# Load the training sets and calculator used in all model trainings

# TrainingSet with precomputed Energy, Forces, and Stress (if present and desired) data. This can be
# one or more TrainingSets from one or more files that all are added to a single list.
training_sets = nlread('c-am-TiSi-TrainingSets.hdf5', TrainingSet)

# Define the calculator used for calculating the training st(s). This can be done either by saving
# and loading the calculator or by fully defining the calculator in scripting. Here, we use a saved
# calculator definition for convenience. The calculator is required in order to calculate the
# the isolated atom energies for all elements present in the training set(s) as described by the
# particular calculator.
calculator = nlread('c-am-TiSi-TrainingSets.hdf5', LCAOCalculator)[0]

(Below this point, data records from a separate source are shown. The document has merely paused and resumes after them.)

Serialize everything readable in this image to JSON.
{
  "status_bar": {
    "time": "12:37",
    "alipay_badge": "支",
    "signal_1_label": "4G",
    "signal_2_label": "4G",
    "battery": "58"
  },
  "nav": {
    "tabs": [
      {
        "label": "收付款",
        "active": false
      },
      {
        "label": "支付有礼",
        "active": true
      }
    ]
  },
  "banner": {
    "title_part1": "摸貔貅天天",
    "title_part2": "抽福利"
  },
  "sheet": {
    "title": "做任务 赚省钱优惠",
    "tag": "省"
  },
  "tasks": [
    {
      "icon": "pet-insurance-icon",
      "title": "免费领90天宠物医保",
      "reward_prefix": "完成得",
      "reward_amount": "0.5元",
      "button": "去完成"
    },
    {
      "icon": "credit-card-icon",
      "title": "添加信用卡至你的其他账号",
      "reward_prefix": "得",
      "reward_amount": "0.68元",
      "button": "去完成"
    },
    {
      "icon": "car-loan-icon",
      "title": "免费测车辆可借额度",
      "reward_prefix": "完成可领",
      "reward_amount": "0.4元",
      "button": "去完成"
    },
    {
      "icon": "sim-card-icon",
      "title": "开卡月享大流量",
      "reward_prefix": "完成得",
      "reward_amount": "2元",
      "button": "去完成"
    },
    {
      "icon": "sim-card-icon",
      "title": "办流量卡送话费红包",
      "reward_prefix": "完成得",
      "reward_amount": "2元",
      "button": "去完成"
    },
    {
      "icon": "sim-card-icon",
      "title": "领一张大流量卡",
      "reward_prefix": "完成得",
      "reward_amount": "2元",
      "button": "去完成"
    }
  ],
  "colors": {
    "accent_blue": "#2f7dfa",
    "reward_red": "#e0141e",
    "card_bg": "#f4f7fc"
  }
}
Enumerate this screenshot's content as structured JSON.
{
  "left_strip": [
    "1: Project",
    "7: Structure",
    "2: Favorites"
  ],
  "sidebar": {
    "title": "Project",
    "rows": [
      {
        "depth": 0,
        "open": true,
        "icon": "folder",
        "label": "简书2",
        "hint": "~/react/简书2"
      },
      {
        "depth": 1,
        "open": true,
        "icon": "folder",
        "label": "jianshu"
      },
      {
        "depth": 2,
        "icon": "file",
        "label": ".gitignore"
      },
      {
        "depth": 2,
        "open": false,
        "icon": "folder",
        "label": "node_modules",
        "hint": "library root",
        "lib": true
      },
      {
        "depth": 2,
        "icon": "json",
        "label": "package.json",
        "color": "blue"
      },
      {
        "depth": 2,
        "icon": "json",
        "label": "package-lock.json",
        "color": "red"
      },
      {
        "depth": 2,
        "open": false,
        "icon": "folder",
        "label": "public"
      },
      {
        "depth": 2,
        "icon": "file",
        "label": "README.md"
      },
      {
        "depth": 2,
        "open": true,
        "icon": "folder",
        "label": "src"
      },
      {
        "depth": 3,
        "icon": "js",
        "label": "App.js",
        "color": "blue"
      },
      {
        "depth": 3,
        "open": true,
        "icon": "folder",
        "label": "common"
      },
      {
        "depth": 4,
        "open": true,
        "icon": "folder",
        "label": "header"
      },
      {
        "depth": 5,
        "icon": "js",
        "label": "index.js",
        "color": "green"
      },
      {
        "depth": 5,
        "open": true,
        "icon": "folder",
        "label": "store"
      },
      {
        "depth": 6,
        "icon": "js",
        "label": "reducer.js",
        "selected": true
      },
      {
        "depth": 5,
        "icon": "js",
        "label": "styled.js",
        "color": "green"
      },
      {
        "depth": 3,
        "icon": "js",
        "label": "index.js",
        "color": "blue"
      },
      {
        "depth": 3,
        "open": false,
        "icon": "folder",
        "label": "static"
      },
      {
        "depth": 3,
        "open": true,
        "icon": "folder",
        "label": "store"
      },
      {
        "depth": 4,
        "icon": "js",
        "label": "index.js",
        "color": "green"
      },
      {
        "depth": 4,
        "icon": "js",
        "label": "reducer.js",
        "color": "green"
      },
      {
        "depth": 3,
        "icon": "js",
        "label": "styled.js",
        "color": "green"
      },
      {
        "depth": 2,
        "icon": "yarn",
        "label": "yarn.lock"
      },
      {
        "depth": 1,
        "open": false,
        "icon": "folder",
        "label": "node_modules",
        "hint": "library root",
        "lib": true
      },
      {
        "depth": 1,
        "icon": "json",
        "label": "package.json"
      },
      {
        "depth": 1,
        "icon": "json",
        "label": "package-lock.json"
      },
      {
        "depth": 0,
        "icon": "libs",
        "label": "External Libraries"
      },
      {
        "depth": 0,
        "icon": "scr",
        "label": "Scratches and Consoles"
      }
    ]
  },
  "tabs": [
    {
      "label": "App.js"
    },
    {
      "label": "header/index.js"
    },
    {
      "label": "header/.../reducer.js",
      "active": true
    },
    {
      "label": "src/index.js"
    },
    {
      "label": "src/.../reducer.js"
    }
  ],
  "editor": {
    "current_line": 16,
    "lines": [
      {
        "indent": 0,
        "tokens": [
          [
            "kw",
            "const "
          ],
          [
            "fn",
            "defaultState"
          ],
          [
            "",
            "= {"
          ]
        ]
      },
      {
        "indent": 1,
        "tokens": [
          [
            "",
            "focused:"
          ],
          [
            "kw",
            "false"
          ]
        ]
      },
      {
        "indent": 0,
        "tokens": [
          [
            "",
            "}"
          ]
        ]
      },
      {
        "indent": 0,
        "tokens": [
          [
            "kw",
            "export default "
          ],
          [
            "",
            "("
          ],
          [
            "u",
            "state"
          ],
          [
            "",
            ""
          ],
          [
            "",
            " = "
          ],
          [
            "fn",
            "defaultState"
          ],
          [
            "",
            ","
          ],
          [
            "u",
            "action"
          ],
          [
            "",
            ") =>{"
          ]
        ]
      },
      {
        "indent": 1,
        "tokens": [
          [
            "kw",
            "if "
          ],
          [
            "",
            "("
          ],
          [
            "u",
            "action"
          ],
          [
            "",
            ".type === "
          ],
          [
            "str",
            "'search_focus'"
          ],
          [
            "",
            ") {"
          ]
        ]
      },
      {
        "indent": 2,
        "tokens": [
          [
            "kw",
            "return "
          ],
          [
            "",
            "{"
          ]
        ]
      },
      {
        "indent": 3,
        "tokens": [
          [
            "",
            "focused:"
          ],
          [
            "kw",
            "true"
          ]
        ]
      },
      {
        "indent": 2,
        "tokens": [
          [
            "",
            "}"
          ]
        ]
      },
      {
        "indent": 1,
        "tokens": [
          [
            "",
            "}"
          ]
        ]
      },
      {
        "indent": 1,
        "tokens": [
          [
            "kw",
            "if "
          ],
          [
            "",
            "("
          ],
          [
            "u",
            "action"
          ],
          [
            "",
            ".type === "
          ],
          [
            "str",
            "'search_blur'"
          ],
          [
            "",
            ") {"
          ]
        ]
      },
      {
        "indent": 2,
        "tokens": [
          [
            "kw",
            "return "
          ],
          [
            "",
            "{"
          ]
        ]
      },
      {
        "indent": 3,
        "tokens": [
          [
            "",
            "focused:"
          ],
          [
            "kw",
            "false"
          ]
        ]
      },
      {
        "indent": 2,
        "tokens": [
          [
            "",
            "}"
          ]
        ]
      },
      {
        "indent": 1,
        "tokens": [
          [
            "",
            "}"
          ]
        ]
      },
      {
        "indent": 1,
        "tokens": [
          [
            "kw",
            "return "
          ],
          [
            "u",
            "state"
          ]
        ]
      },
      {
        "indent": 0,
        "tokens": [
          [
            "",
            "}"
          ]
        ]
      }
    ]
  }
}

# -------------------------------------------------------------------------------------------------
# Model 1: Training from scratch with 8 channels and 5 Ang cutoff
# -------------------------------------------------------------------------------------------------

# Set up MACE parameters for training from scratch
mace_fp = MACEFittingParameters(
    # Name of the training experiment - should be set uniquely for each training.
    experiment_name='scratch_8_5Ang',

    # Most important parameters for the size, speed, and accuracy of the model:

    # Maximum L value - controls the degree equivariance in the model messages - 0 corresponds to
    # 'small', 1 to 'medium', and 2 to 'large' MACE models.
    max_l_equivariance=0,

    # Number of channels in the model. Higher number of channels (more model parameter weights)
    # means more accurate model but also slower training and inference.
    number_of_channels=8,

    # Distance cutoff for the model. Higher distance cutoff means more accurate model but also
    # slower training and inference.
    distance_cutoff=5.0*Ang,

    # Loss function and loss function weights to focus specific parts of the loss function

    # Weight for the energy term in the loss function. Higher weight means more focus on
    # the energy term.
    energy_weight=1.0,

    # Weight for the forces term in the loss function. Higher weight means more focus on the
    # forces term. By default the forces weight is higher than the other quantities.
    forces_weight=100.0,

    # Weight for the stress term in the loss function. Higher weight means more focus on the
    # stress term.
    stress_weight=5.0,

    # Loss function type to use. Options are contained within the MACEParameterOptions.LOSS_TYPE
    # class. Other member classes of MACEParameterOptions exist for settings with defined options.
    loss_function_type=MACEParameterOptions.LOSS_TYPE.UNIVERSAL,

    # Other relevant parameters regarding training setup

    # Ratio of training data used for validation data.
    validation_fraction=0.2,

    # Number of epochs to train for.
    max_number_of_epochs=1600,

    # Number of epochs without any improvement that will cause model training to finalize.
    patience=50,

    # Generally, higher means quicker training, but too high batch_sizes can run into GPU memory
    # limitations. Higher batch_size also means fewer gradient updates which might require higher
    # number of epochs.
    batch_size=4,

    # Generally, higher means quicker training, but too high batch_sizes can run into GPU memory
    # limitations.
    validation_batch_size=4,

    # Seed for the train-validation data split and initial model parameters values.
    random_seed=123,

    # Whether to compute stress or not. If set to False, the stress loss term is not included in
    # the loss function.
    compute_stress=True,

    # Whether to use distributed training or not. If set to True and available, the training is
    # done on multiple GPUs.
    distributed_training=True,

    # Whether to keep checkpoints or not during training. If set to True, the checkpoints are
    # kept in the checkpoints directory. This is useful for debugging and for resuming training
    # from a checkpoint but quickly uses up a lot of disk space.
    keep_checkpoints=False,
)


# Set up the ML FF trainer object handling the training flow
mlfft = MachineLearnedForceFieldTrainer(
    # MACEFittingParameters object with all the parameters for the training from scratch.
    fitting_parameters=mace_fp,

    # List of TrainingSet objects to use for the training.
    training_sets=training_sets,

    # Calculator object used to calculate the training data, which will be used to determine
    # isolated atom energies.
    calculator=calculator,

    # Random seed for the train-test split. - Note that the training
    # data resulting from this split will be split further into an effective train set and a
    # validation set.
    random_seed=12345678,

    # 1.0 yields only a training set. For lower values, the given ratio of training and test
    # data is produced. - Note that the training data resulting from ths split will be split
    # further into an effective train set and a validation set.
    train_test_split=1.0,
)

# Run the training
mlfft.train()